Il est vrai qu’il n’est pas facile de suivre un album très hype mais au demeurant excellent par un second pas mauvais, mais trop « facile ». Les Strokes ont d’ailleurs toujours à se remettre de First Impressions of Earth. FF tente la différence dans la continuité, ou vice versa : impossible de ne pas les reconnaître, mais Kapranos & co rajoutent des éléments électro (parfois limite kitsch, voir Live Alone) pour varier des plaisirs somme toute agréables mais assez dispensables. Même si les quatre minutes rave Korg de Lucid Dreams sont, hmmm, mal placées?

Tonight : Franz Ferdinand n’est pas mauvais, mais pas trop convaincant non plus : No You Girls suit la formule habituelle, mais manque de punch, et les ballades clôturant l’album, même si bien jolies, ne laissent pas d’impression inoubliable, contrairement au premier album, voire au second. Can’t Stop Feeling est un monstre de dancefloor, ceci dit.

On ne pourra pas dire que FF se plante : l’album compte quelques bons moments (Twilight Omens, Bite Hard notamment), mais en terme d’impact, rien n’aura l’impact de leur production précédente, et en termes de relevance, c’est assez dangereux, surtout pour une scène à la mémoire courte.

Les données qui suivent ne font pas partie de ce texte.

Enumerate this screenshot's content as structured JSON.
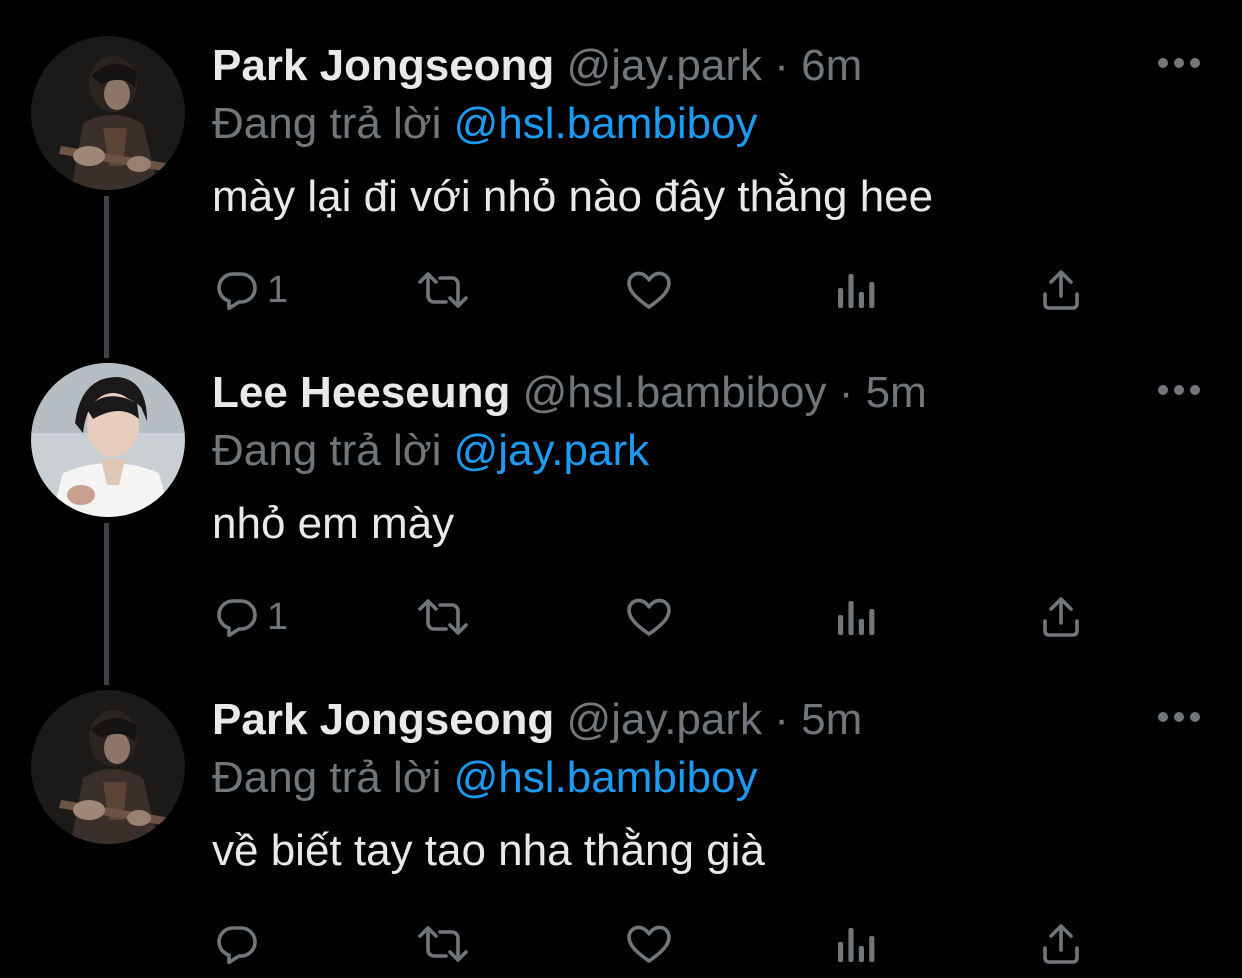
{
  "reply_prefix": "Đang trả lời",
  "colors": {
    "background": "#000000",
    "text": "#e7e9ea",
    "secondary": "#71767b",
    "link": "#1d9bf0",
    "thread_line": "#3d4248"
  },
  "tweets": [
    {
      "display_name": "Park Jongseong",
      "handle": "@jay.park",
      "time": "· 6m",
      "replying_to": "@hsl.bambiboy",
      "text": "mày lại đi với nhỏ nào đây thằng hee",
      "reply_count": "1",
      "avatar_icon": "avatar-photo-guitar"
    },
    {
      "display_name": "Lee Heeseung",
      "handle": "@hsl.bambiboy",
      "time": "· 5m",
      "replying_to": "@jay.park",
      "text": "nhỏ em mày",
      "reply_count": "1",
      "avatar_icon": "avatar-photo-portrait"
    },
    {
      "display_name": "Park Jongseong",
      "handle": "@jay.park",
      "time": "· 5m",
      "replying_to": "@hsl.bambiboy",
      "text": "về biết tay tao nha thằng già",
      "reply_count": "",
      "avatar_icon": "avatar-photo-guitar"
    }
  ]
}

Fucked Up – The Chemistry Of Common Life

En 1998, le groupe suédois Refused sortait The Shape Of Punk To Come, qui deviendra un des albums les plus importants des années 90, mais plutôt hardcore que punk, si l’on veut vraiment catégoriser. Cet album de Fucked Up mériterait encore plus ce titre. Simplement, The Chemistry of Common Life est fantastique, extrêmement original et inventif pour le genre. Vous connaissez beaucoup d’albums punk/hxc qui commencent par une flûte? Son The Father le fait, ajoute instrument sur instrument avant que le chant violent et passionné de Pink Eyes (les autres membres s’appellent 10 000 Marbles, Concentration Camp ou encore Mustard Gas) ne laisse rien debout sur son passage.

Fucked Up pourraît très facilement être un très bon groupe punk hardcore, mais ce n’est clairement pas suffisant pour eux. Non, ils font des morceaux de plus de six minutes (Son The Father mais aussi et surtout le morceau titre, climax fabuleux de l’album), ajoutent des instruments étonnants et des passages atmosphériques. Golden Seal est un morceau ambient (et seulement la troisième piste de l’album!) dominé par les effets électro, mais Days Of Last et Crooked Head doivent être un vrai massacre sur scène. Alors, un peu schizo, Fucked Up? A voir leur comportement sur scène, disons, peu retenu, sans doute. Mais les meilleurs artistes ont toujours eu une félure quelque part.

Fucked Up pense, aussi. Les paroles sont loin des clichés du genre, mais le moment le plus admirable de l’album est Looking For God : pas besoin de paroles, juste du bruit ambient, collant parfaitement à ce qu’ils voulaient dire. Et même si on les voit difficilement passer à la radio, Black Albino Bones pourrait etre repris dans un playlist (assez) alternatif, grâce à un refrain chanté plutôt qu’hurlé. Royal Swan, lui, fait dans le registre electro de fête foraine (pas nécessairement une insulte) avant de dégénérer dans une sorte de chanson à boire irlandaise, animée par les backing vocals des Vivian Girls. Enfin, il faut encore mentionner Twice Born et ses refrains sarcastiques, amplifiant le rôle de commentateur social joué par le groupe.

On l’aura compris, The Chemistry of Common Life est un album inestimable, pour ses qualités intrinsèques, mais aussi et surtout pour l’influence qu’il aura par la suite. Fucked Up a fait comprendre qu’on pouvait faire du punk intelligent (oui, je sais, évidemment ce n’est pas le premier, mais jamais à ce point) et rester relativement accessible. De plus, ils se transforment en monstre inarrêtable et passionné en concert, ce qui n’arrive pas toujours non plus.

Même si j’en parle beaucoup trop tard, The Chemistry Of Common Life est un des meilleurs albums de 2008, et peut-être le plus important.